Feminicídio, “macho alfa” e colapso narcísico: uma análise psicanalítica da violência contra a mulher

“Eu te trato como todo homem macho alfa trata sua esposa. Com amor, carinho, atenção e autoridade de Macho Alfa provedor e fêmea beta obediente e submissa. Como toda mulher casada deve ser”.

Eu acredito que a machosfera dos séculos XX, XIX ou até antes não tinha essa síntese de autoria do tenente-coronel Geraldo Neto, preso no último dia 18 acusado de matar sua companheira, a policial militar Gisele Alves.

O termo é comum na Etologia, mas aplicado a contextos específicos de comportamento animal. Mesmo nesses estudos, a ideia simplificada de “macho alfa” não corresponde ao uso popular, e não existe um modelo equivalente universal como “fêmea beta”, já que entre espécies sociais podem existir fêmeas dominantes ou estruturas hierárquicas diferentes.
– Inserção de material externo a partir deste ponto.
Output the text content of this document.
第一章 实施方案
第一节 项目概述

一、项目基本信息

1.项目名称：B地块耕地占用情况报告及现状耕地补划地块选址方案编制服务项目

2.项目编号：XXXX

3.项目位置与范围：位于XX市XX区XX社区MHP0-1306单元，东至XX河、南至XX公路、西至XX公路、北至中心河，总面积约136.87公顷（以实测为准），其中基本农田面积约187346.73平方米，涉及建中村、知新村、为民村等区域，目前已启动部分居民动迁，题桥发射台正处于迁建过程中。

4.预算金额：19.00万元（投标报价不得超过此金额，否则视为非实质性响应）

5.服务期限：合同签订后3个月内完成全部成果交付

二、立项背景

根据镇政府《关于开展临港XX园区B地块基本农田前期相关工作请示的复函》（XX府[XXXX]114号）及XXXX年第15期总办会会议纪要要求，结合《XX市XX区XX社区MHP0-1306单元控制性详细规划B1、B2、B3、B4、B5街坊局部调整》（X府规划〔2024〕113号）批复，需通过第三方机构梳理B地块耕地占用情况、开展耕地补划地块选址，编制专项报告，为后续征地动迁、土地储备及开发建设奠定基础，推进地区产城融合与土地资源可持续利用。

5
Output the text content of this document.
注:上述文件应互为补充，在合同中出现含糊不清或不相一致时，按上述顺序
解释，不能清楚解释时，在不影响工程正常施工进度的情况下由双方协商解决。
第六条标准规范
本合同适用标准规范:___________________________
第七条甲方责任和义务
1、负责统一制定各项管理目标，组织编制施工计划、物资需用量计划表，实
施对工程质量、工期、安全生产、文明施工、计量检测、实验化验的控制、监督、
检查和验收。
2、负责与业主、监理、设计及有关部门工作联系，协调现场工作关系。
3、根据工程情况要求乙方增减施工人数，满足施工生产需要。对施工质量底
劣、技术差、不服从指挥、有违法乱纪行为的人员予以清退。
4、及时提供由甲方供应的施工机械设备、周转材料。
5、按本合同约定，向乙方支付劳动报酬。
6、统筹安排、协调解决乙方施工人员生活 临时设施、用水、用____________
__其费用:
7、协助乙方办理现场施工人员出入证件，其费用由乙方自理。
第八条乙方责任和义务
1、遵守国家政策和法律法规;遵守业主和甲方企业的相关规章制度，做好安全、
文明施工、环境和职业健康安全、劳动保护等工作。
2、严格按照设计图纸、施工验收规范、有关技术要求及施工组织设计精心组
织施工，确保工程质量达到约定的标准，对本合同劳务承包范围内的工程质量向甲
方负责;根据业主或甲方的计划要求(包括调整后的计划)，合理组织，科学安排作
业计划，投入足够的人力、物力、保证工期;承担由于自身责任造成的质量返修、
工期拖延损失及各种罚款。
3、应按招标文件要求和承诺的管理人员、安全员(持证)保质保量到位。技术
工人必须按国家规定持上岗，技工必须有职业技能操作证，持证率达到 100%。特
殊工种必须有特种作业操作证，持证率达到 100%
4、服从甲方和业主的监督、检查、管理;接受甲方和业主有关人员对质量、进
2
Na mensagem trágica escrita pelo oficial, o significado é relacional e subordinação, ou seja, inferioridade e obediência. Na psicanálise, o tema é tratado como fantasia hierárquica masculina, típico de personalidade narcisística. Se houver alguma dúvida, é só ler outra mensagem recheada de autoelogios como “bonito”, “gostoso” e “provedor”.

O Ego de parcela dos homens está se tornando um risco de morte para mulheres. Para compreender a estrutura psíquica presente em muitos casos de feminicídio, a formulação lacaniana do ego parece mais elucidativa do que a freudiana.Para Lacan, o ego é uma formação imaginária, resultante da identificação do sujeito com uma imagem de si mesmo. A identificação é tanta que o sujeito consegue negar suas ações mesmo diante de fatos incontestáveis. Na verdade, como ilusão o ego é frágil e tenderia a se desintegrar, significando na verdade o retorno à sua natural falta de unidade.

Por isso, quando  essa imagem é ameaçada, pode surgir angústia narcísica e agressividade, o que torna a teoria lacaniana particularmente relevante para a compreensão de atos violentos ligados à perda de controle e à ruptura da relação com o outro.    

Casos de feminicídio seguidos de suicídio do agressor podem ser analisados em uma perspectiva psicanalítica como situações extremas de colapso narcísico, nas quais a ruptura do vínculo com a parceira é vivida não apenas como perda do objeto amoroso, mas como ameaça à própria consistência do eu. Nesses casos, o ato suicida que se segue ao homicídio pode ser compreendido não apenas como expressão de culpa ou desespero, mas também como tentativa de escapar a uma experiência de punição vivida como insuportável.

Porém, entender somente não leva à solução. A menos que esses homens se dispusessem a se submeter a uma análise – o que implicaria abrir mão da posição imaginária de superioridade que sustenta essa fantasia de “macho alfa” - continuaremos a ver os mesmos casos se repetirem. Não basta esperar que as vítimas denunciem seus agressores. A sociedade precisa estender a mão às vítimas de relações abusivas que começam com humilhações, restrições físicas ou financeiras e, depois, evoluem para agressões e assassinatos.

Estar atento para buscar essas vítimas antes que o pior aconteça é fundamental. O feminicídio não é somente o luto; órfãos ficam sem a mãe e, muitas vezes, também sem o pai que foi preso ou se matou.  Milhares vão crescer marcados pela tragédia do feminicídio. A pergunta é também se estamos preparados para essas crianças.

Não se trata mais somente de mais um crime; é. uma chaga social e também um grave problema de saúde mental coletiva.  O atual aparelhamento estatal e social parece insuficiente para deter essa onda de mortes. Está na hora de pensarmos em dar outro passo além.

A Psicanálise pode ajudar ambos os lados. Por um lado, poderia fazer com que o agressor entenda suas motivações e enganos na construção de sua personalidade.  Embora seja quase impensável que ele possa buscar ajuda por si mesmo, tal pode ocorrer visando manter o objeto amado, ou seja, a mulher. Ainda que  a busca por ajuda ocorra por motivos equivocados, ela pode abrir espaço para transformação psíquica e mudança de conduta.

Pelo lado da vítima, acolher e preservar sua integridade psíquica e emocional e estimular a buscar ajuda, se for o caso. E dependendo da situação, o terapeuta não pode se omitir. Assumir riscos com vidas em risco é uma necessidade.

Basta de violência contra a Mulher!!!